Dan masih banyak lagi ayat seperti ini, yang dengan demikian jelaslah bahwa Islam adalah sempurna, mencakup segala aspek kehidupan, tidak perlu ditambahi dan tidak boleh dikurangi. Sebagaimana firman Allah Ta'ala tentang Al-Qur'an.
وَجِئْنَا بِكَ شَهِيدًا عَلَىٰ هَٰؤُلَاءِ ۚ وَنَزَّلْنَا عَلَيْكَ الْكِتَابَ تِبْيَانًا لِكُلِّ شَيْءٍ
"Dan Kami turunkan kepadamu kitab (Al-Qur'an) untuk menjelaskan segala sesuatu". [An-Nahl : 89].
Dengan demikian, tidak ada sesuatu yang dibutuhkan oleh manusia baik yang menyangkut masalah kehidupan di akhirat maupun masalah kehidupan di dunia, kecuali telah dijelaskan Allah dalam Al-Qur'an secara tegas atau dengan isyarat, secara tersurat maupun tersirat.
Adapun firman Allah Ta'ala.
وَمَا مِنْ دَابَّةٍ فِي الْأَرْضِ وَلَا طَائِرٍ يَطِيرُ بِجَنَاحَيْهِ إِلَّا أُمَمٌ أَمْثَالُكُمْ ۚ مَا فَرَّطْنَا فِي الْكِتَابِ مِنْ شَيْءٍ ۚ ثُمَّ إِلَىٰ رَبِّهِمْ يُحْشَرُونَ
"Dan tiadalah binatang-binatang yang ada di bumi dan burung-burung yang terbang dengan kedua sayapnya, melainkan umat-umat (juga) seperti kamu. Tiadalah Kami alpakan sesuatupun di dalam al-kitab. Kemudian kepada Tuhanlah mereka dihimpunkan". [Al-An'aam : 38].

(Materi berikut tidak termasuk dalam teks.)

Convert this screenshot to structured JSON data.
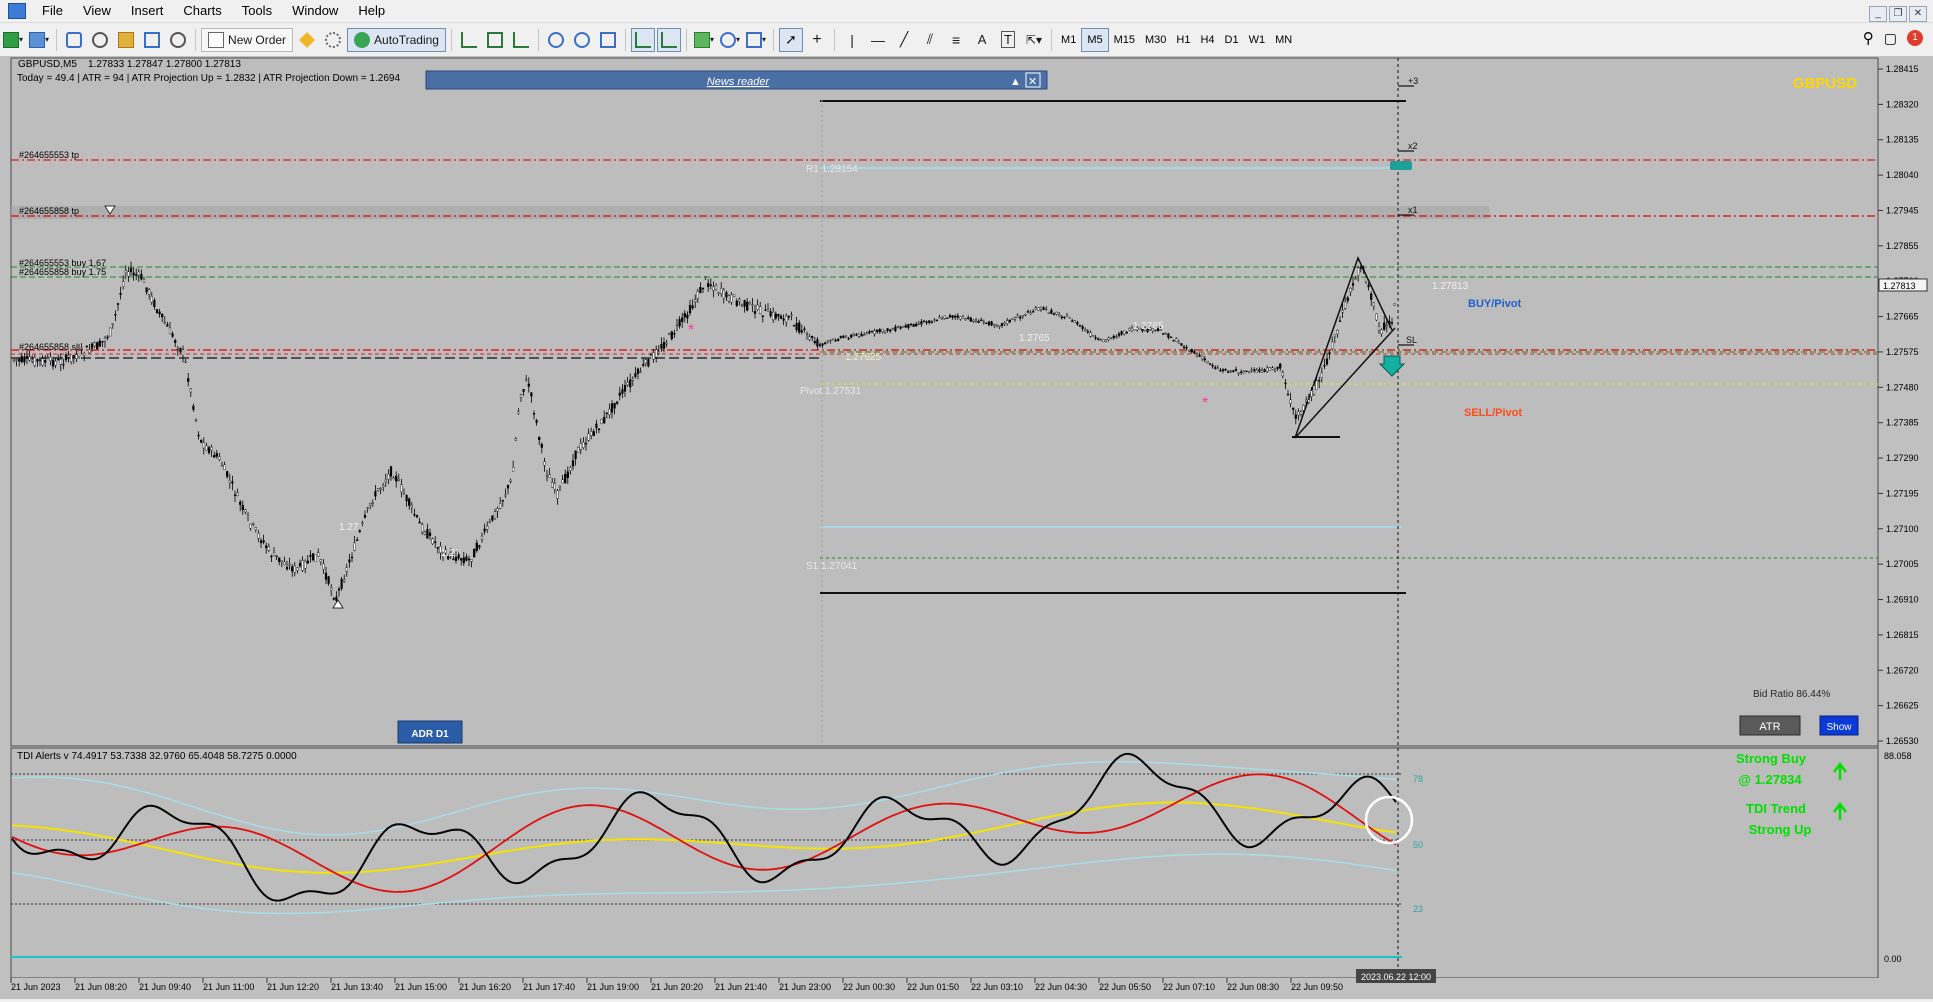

Ada yang menafsirkan ''al-kitab" disini adalah Al-Qur'an. Padahal sebenarnya yang dimaksud yaitu "Lauh Mahfuzh" . Karena apa yang dinyatakan Allah Subhanahu wa Ta'ala tentang Al-Qur'an dalam firman-Nya : "Artinya : Dan Kami turunkan kepadmu kitab (Al-Qur'an) untuk menjelaskan segala sesuatu". lebih tegas dan lebih jelas daripada yang dinyatakan dalam firman-Nya : "Artinya : Tidaklah Kami alpakan sesuatupun di dalam al-kitab".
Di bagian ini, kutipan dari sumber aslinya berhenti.